Evaluation of prostate specific antigen density and transrectal ultrasonography-guided biopsies in 100 consecutive patients with a negative digital rectal examination and intermediate serum prostate specific antigen levels
- PMID: 9256325
- DOI: 10.1111/j.1442-2042.1997.tb00209.x
Evaluation of prostate specific antigen density and transrectal ultrasonography-guided biopsies in 100 consecutive patients with a negative digital rectal examination and intermediate serum prostate specific antigen levels
Abstract
Background: This study was undertaken to assess the importance of prostate biopsies in patients with a negative digital rectal examination (DRE) and elevated prostate specific antigen (PSA) levels and to investigate the role of PSA density (PSAD) and hypoechoic lesions on transrectal ultrasound (TRUS) in increasing the diagnostic sensitivity and specificity for prostate cancer (PCa).
Methods: One hundred patients with varied initial symptoms who had a negative DRE and a PSA level between 4 and 20 ng/mL underwent TRUS-guided systematic and, if present, lesion-directed biopsies.
Results: PCa was detected in 11 patients (11%). TRUS examinations revealed hypoechoic lesions in 31 patients. Lesion-directed biopsies revealed PCa in 13% (4/31) of patients with abnormal TRUS whereas, 7% (5/69) of patients with negative TRUS findings had PCa. Additional systematic biopsies detected PCa in 2 patients where lesion-directed biopsies were negative. None (0/19) of the lesions smaller than 0.2 mL on TRUS had PCa whereas, 33% (4/12) of patients with lesions greater than 0.2 mL had PCa.

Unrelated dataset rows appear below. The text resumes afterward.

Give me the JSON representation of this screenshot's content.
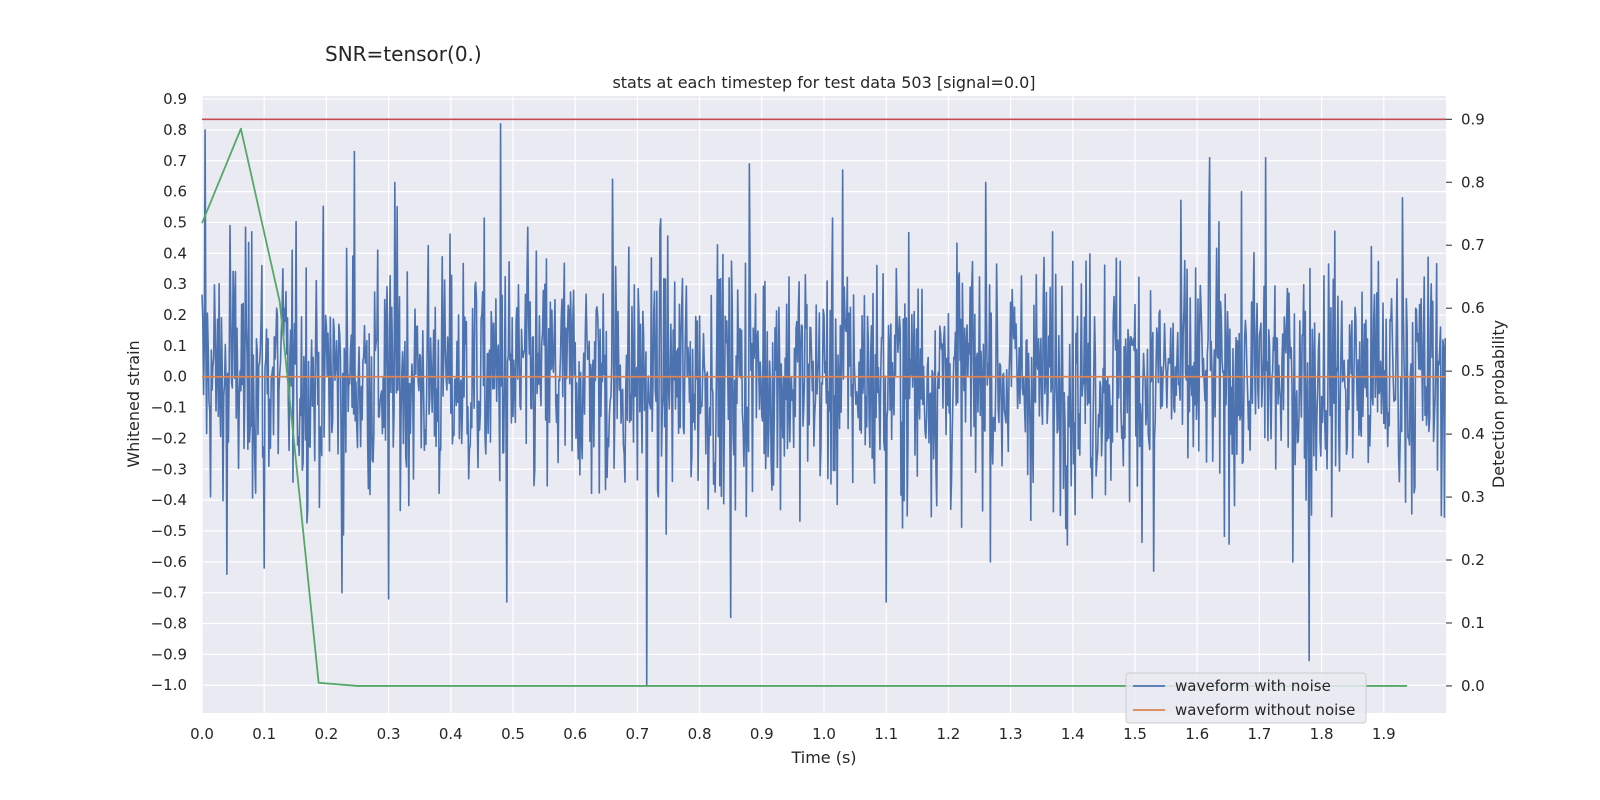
{
  "suptitle": "SNR=tensor(0.)",
  "chart_data": {
    "type": "line",
    "title": "stats at each timestep for test data 503 [signal=0.0]",
    "xlabel": "Time (s)",
    "ylabel": "Whitened strain",
    "y2label": "Detection probability",
    "xlim": [
      0.0,
      2.0
    ],
    "ylim": [
      -1.09,
      0.91
    ],
    "y2lim": [
      -0.043,
      0.937
    ],
    "x_ticks": [
      "0.0",
      "0.1",
      "0.2",
      "0.3",
      "0.4",
      "0.5",
      "0.6",
      "0.7",
      "0.8",
      "0.9",
      "1.0",
      "1.1",
      "1.2",
      "1.3",
      "1.4",
      "1.5",
      "1.6",
      "1.7",
      "1.8",
      "1.9"
    ],
    "y_ticks": [
      "0.9",
      "0.8",
      "0.7",
      "0.6",
      "0.5",
      "0.4",
      "0.3",
      "0.2",
      "0.1",
      "0.0",
      "−0.1",
      "−0.2",
      "−0.3",
      "−0.4",
      "−0.5",
      "−0.6",
      "−0.7",
      "−0.8",
      "−0.9",
      "−1.0"
    ],
    "y2_ticks": [
      "0.9",
      "0.8",
      "0.7",
      "0.6",
      "0.5",
      "0.4",
      "0.3",
      "0.2",
      "0.1",
      "0.0"
    ],
    "grid": true,
    "legend_position": "lower-right",
    "series": [
      {
        "name": "waveform with noise",
        "color": "#4c72b0",
        "axis": "left",
        "description": "dense noise, roughly between -0.7 and 0.8",
        "peaks": [
          [
            0.005,
            0.8
          ],
          [
            0.045,
            0.49
          ],
          [
            0.08,
            0.47
          ],
          [
            0.13,
            0.35
          ],
          [
            0.245,
            0.73
          ],
          [
            0.31,
            0.63
          ],
          [
            0.48,
            0.82
          ],
          [
            0.66,
            0.64
          ],
          [
            0.88,
            0.69
          ],
          [
            1.03,
            0.67
          ],
          [
            1.26,
            0.63
          ],
          [
            1.62,
            0.71
          ],
          [
            1.71,
            0.71
          ],
          [
            1.93,
            0.58
          ]
        ],
        "troughs": [
          [
            0.04,
            -0.64
          ],
          [
            0.1,
            -0.62
          ],
          [
            0.225,
            -0.7
          ],
          [
            0.3,
            -0.72
          ],
          [
            0.49,
            -0.73
          ],
          [
            0.715,
            -1.0
          ],
          [
            0.85,
            -0.78
          ],
          [
            1.1,
            -0.73
          ],
          [
            1.53,
            -0.63
          ],
          [
            1.78,
            -0.92
          ]
        ]
      },
      {
        "name": "waveform without noise",
        "color": "#dd8452",
        "axis": "left",
        "x": [
          0.0,
          2.0
        ],
        "y": [
          0.0,
          0.0
        ]
      },
      {
        "name": "",
        "color": "#55a868",
        "axis": "right",
        "x": [
          0.0,
          0.0625,
          0.125,
          0.1875,
          0.25,
          0.3125,
          0.375,
          0.4375,
          0.5,
          0.5625,
          0.625,
          0.6875,
          0.75,
          0.8125,
          0.875,
          0.9375,
          1.0,
          1.0625,
          1.125,
          1.1875,
          1.25,
          1.3125,
          1.375,
          1.4375,
          1.5,
          1.5625,
          1.625,
          1.6875,
          1.75,
          1.8125,
          1.875,
          1.9375
        ],
        "y": [
          0.735,
          0.885,
          0.61,
          0.005,
          0.0,
          0.0,
          0.0,
          0.0,
          0.0,
          0.0,
          0.0,
          0.0,
          0.0,
          0.0,
          0.0,
          0.0,
          0.0,
          0.0,
          0.0,
          0.0,
          0.0,
          0.0,
          0.0,
          0.0,
          0.0,
          0.0,
          0.0,
          0.0,
          0.0,
          0.0,
          0.0,
          0.0
        ]
      }
    ],
    "threshold": {
      "color": "#c44e52",
      "axis": "right",
      "value": 0.9
    }
  }
}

When the subgroup of patients with negative TRUS and PSA levels between 4 and 10 ng/mL were considered, 25% (1/4) of cases with PCa would have been missed if 0.15 was used as the cut-off point for PSAD, however, this would save 61% (30/49) of unnecessary biopsies. The positive predictive value of PSA (cut-off level 10 ng/mL), PSAD (cut-off level 0.15), and hypoechoic lesions on TRUS were found to be 11.5%, 33%, and 13%, respectively. When hypoechoic lesions greater than 0.2 mL were taken as the positive finding, the positive predictive value and specificity rates of TRUS increased to 33% and 91%, respectively, without any change in the sensitivity.
Conclusions: In patients with a negative DRE and intermediate PSA levels, the application of PSAD would have saved 49% of study patients with BPH from a biopsy, but would have missed 27% of PCa cases. By ignoring lesions smaller than 0.2 mL on TRUS, a very high specificity of 91% was achieved with a sensitivity of 36%. Thus, further investigations aimed at defining a better mode of diagnosis of PCa are warranted.